Но когда я вернулся в Германию, снова ступил на землю своих предков после десяти лет разлуки, я забыл обо всем — о Терезе, о Ван Зейле, обо всей моей американской жизни.
Я полагал, что подготовился к этому. Я прочел нескончаемые отчеты и беседовал с людьми, которые там побывали. Я выждал четыре года после окончания войны, поскольку хотел быть уверенным, что смогу смириться с любым хаосом, который там обнаружу. Но когда я туда вернулся, я увидел, насколько действительность хуже того, что я воображал, и был не в состоянии смириться с этим. Ни газетные отчеты, ни фотографии в «Лайфе», ни беседы с очевидцами не смогли меня подготовить к этим разрушенным городам, к моим разбитым иллюзиям и к Джи-Ай, насвистывающему «Лили Марлен».
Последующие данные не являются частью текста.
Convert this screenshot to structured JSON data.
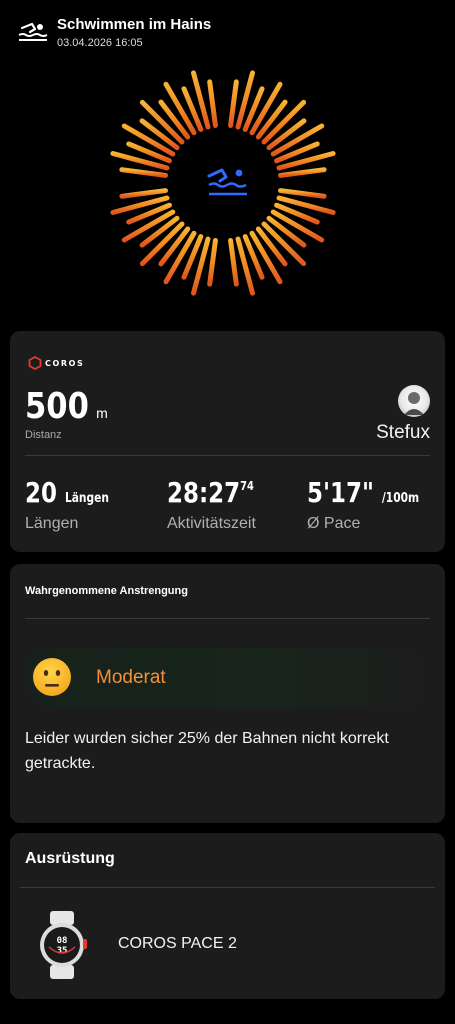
{
  "header": {
    "title": "Schwimmen im Hains",
    "datetime": "03.04.2026 16:05",
    "icon": "swimmer-icon"
  },
  "summary": {
    "brand": "COROS",
    "distance_value": "500",
    "distance_unit": "m",
    "distance_label": "Distanz",
    "user_name": "Stefux",
    "stats": [
      {
        "value": "20",
        "unit": "Längen",
        "label": "Längen"
      },
      {
        "value": "28:27",
        "fraction": "74",
        "label": "Aktivitätszeit"
      },
      {
        "value": "5'17\"",
        "unit": "/100m",
        "label": "Ø Pace"
      }
    ]
  },
  "effort": {
    "title": "Wahrgenommene Anstrengung",
    "level": "Moderat",
    "emoji": "neutral-face-icon",
    "message": "Leider wurden sicher 25% der Bahnen nicht korrekt getrackte."
  },
  "equipment": {
    "title": "Ausrüstung",
    "device_name": "COROS PACE 2",
    "device_icon": "smartwatch-icon"
  },
  "colors": {
    "background": "#000000",
    "card": "#1c1c1c",
    "accent_orange": "#f2913a",
    "swim_blue": "#2f6bff",
    "brand_red": "#e53935"
  }
}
— Ну как Европа? — весело спросила Тереза, когда я вернулся.
— Прекрасно. — Я не мог ничего сказать о Германии и решил рассказать ей о Париже. Я извлекал из памяти впечатления от моей довоенной поездки.
— А как Германия? — мимоходом спросил Корнелиус при встрече.
— Не так уж плохо.
Но как только я вернулся в банк на Уолл-стрит, я понял, что не смогу жить по-прежнему, как будто ничего не произошло. Если я собираюсь впредь существовать в мире с самим собой, я должен многое изменить в своей жизни.
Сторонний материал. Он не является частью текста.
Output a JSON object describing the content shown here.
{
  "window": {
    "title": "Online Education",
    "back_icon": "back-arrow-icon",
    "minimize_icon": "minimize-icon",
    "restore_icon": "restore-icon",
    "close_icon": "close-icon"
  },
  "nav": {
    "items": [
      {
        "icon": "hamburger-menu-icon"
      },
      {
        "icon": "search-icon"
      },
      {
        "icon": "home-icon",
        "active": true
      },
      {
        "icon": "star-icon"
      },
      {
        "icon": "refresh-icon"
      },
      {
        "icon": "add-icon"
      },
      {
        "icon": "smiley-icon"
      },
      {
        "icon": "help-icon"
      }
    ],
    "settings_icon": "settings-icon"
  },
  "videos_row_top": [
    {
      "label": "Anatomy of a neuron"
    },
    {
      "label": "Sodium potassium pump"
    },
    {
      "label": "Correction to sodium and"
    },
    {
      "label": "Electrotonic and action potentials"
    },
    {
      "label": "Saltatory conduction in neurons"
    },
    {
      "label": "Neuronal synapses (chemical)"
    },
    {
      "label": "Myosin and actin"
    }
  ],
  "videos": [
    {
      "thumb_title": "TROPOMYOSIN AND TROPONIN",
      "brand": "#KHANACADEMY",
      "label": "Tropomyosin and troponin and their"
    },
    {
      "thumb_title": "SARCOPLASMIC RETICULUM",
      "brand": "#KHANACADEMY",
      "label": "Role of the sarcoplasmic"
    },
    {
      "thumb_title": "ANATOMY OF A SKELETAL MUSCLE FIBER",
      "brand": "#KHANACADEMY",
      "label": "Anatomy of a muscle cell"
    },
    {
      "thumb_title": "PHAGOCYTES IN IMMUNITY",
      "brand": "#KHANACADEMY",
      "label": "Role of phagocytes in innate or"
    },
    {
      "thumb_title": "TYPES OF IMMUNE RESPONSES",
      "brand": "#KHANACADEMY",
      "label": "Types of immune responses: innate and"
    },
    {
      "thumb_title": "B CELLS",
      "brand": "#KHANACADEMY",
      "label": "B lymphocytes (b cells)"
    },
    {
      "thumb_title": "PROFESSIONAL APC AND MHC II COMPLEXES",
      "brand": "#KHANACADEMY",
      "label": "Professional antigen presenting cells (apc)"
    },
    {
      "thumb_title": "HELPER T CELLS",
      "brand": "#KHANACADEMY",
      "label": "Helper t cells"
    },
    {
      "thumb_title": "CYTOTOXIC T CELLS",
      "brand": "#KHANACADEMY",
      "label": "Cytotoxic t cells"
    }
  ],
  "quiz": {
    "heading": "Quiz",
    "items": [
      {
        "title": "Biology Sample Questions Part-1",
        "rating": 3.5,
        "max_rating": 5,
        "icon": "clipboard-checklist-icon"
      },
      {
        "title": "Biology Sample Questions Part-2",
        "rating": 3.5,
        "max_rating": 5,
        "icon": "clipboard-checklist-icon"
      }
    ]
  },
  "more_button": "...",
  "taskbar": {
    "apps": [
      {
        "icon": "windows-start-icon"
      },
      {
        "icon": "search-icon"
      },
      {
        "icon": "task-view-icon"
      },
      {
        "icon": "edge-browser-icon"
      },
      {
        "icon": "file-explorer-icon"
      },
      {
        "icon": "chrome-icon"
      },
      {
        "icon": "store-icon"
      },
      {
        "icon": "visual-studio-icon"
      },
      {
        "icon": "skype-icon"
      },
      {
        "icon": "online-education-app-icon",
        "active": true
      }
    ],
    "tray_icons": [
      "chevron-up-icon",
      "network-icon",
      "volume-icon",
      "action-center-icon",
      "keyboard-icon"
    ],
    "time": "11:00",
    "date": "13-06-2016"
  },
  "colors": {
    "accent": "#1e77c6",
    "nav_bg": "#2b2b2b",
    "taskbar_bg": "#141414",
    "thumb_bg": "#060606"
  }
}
Я хотел позвонить Полу Хоффману из Управления экономического сотрудничества, который в то время набирал финансистов для работы по восстановлению экономики Европы. Я даже поднял трубку, чтобы узнать вашингтонский номер телефона УЭС, но положил трубку на место, поскольку понимал, прежде чем разговаривать с Полом Хоффманом, я должен поговорить с Корнелиусом. Не могло быть и речи о том, чтобы я ушел из банка Ван Зейла. Банк Ван Зейла был моей жизнью, символом моего успеха, воплощением классической американской мечты, которую я лелеял в течение долгого времени. Но я хотел получить длительный отпуск, и только один человек располагал властью предоставить его мне.
К несчастью, перспектива неизбежного разговора с Корнелиусом отнюдь не привлекала меня. Корнелиус был изоляционистом, хотя теоретически он порвал с этой доктриной после Перл-Харбора, чтобы идти в ногу с официальной американской политикой. Он никогда не мог мне толком объяснить причину своей нелюбви к Европе, но, без сомнения, он ее не любил, и я знал, что он будет сопротивляться, прежде чем даст мне отпуск для работы на восстановление Европы. И не важно, что он теоретически был согласен с экономистами, которые утверждали, что собственное благосостояние Америки в конечном итоге зависит от широкого внедрения Плана Маршалла; на практике он жалел каждый доллар, истраченный на помощь странам, союзникам Америки во второй мировой войне.